Dr. Denis Keyes is a Professor of Special Education in the Department of Teacher Education at the College of Charleston in South Carolina. His Bachelor of Science is from the Ohio University in Special Education.
He also holds a Master of Education in Special Education, a Master of Science and an Educational Specialist Degree in School Psychology from Miami University, Oxford, Ohio. He was awarded his Doctor of Philosophy in Special Education from the University of New Mexico in May, 1992, with emphasis in intellectual developmental disabilities. His doctoral program was directed by his teacher and mentor, Professor Ruth Luckasson.

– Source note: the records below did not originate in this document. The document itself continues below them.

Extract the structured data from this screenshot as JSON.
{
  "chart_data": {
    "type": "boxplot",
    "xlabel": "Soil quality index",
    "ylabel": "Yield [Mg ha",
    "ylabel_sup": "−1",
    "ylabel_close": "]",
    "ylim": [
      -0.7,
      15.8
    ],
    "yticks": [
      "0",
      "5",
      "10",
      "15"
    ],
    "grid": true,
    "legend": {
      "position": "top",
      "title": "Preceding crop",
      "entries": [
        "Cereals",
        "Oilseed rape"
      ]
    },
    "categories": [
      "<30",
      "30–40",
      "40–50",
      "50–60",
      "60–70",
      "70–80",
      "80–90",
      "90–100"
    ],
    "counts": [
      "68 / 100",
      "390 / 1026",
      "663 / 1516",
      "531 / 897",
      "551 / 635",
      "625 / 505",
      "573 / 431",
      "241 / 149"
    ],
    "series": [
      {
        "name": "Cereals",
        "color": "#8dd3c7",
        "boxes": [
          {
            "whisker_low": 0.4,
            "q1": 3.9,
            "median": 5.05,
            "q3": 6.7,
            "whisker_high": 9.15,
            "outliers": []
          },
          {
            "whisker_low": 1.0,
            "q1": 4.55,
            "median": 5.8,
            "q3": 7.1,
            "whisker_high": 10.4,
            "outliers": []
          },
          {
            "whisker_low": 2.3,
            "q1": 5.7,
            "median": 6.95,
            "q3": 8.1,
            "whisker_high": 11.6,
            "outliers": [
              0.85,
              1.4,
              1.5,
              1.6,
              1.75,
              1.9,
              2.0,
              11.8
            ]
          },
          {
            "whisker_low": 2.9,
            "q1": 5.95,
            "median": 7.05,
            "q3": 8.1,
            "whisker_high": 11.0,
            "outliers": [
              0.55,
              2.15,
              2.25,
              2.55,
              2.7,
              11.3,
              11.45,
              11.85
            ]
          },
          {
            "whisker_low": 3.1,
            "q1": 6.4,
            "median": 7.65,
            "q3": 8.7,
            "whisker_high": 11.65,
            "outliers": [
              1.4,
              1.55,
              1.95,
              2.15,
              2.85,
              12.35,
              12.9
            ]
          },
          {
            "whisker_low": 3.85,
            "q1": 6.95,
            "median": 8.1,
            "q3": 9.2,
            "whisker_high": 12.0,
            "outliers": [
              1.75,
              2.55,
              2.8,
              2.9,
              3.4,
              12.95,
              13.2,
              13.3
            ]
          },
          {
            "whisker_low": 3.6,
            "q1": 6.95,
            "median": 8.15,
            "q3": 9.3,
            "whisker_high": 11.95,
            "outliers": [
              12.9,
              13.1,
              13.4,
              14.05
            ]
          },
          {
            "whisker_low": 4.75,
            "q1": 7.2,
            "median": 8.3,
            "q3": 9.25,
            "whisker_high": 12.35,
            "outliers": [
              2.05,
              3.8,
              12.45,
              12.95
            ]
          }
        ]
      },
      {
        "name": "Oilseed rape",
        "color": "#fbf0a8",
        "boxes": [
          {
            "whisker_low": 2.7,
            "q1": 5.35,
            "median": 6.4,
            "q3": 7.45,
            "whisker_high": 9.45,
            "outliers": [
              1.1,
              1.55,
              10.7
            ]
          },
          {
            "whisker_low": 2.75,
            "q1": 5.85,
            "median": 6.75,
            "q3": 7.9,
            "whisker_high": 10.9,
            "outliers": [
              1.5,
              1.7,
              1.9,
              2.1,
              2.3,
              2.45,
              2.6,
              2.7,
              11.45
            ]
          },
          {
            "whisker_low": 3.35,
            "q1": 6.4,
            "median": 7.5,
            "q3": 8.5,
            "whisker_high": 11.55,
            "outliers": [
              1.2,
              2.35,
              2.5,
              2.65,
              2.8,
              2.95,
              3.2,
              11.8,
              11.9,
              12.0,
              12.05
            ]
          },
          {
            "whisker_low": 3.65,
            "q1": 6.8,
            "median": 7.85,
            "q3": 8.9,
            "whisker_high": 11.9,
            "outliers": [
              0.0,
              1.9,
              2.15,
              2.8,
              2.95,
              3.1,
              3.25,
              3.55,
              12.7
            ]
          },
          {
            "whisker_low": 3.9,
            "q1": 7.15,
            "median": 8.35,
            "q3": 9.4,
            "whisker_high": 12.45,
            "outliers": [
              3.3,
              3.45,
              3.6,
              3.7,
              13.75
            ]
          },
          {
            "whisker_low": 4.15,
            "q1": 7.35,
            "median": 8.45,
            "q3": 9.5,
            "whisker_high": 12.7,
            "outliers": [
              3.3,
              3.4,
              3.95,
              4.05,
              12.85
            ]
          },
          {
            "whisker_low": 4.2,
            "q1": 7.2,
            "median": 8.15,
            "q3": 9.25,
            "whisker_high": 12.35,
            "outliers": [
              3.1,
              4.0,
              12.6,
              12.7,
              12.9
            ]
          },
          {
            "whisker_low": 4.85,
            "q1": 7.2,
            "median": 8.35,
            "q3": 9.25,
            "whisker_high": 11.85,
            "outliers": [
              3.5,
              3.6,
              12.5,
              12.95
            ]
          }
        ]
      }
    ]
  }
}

Starting out as a teacher assistant, Dr. Keyes has worked in the field of special education (primarily intellectual developmental disabilities) since 1974. He taught in classrooms for children and adults with intellectual developmental disabilities for nearly 10 years. He has been a certified special education teacher since 1979, a school psychologist since 1988, and became Nationally Certified (through the National Association of School Psychologists) in 1989. Dr. Keyes is a Fellow of the American Association on Intellectual and Developmental Disabilities, and a Diplomate of the American Board of Forensic Examiners. He has authored and co-authored several articles and numerous presentations dealing with issues of intellectual disabilities and criminal justice, particularly death penalty cases.
Dr. Keyes has consulted and testified for legal protection and advocacy agencies, particularly in the areas of intellectual disabilities, special education and the criminal justice system. Since 1988, he has been active in evaluating and testifying in cases involving offenders on Death Row with intellectual developmental disabilities. A 1997 article on which Dr. Keyes was lead author, was cited by the United States Supreme Court in the majority opinion for the landmark 2002 decision in Atkins v. Virginia. As such, Dr. Keyes gladly offers training presentations on the characteristics and nuances of intellectual disabilities in criminal situations (pro bono) for clinicians, law enforcement, and for members of both sides of the bar.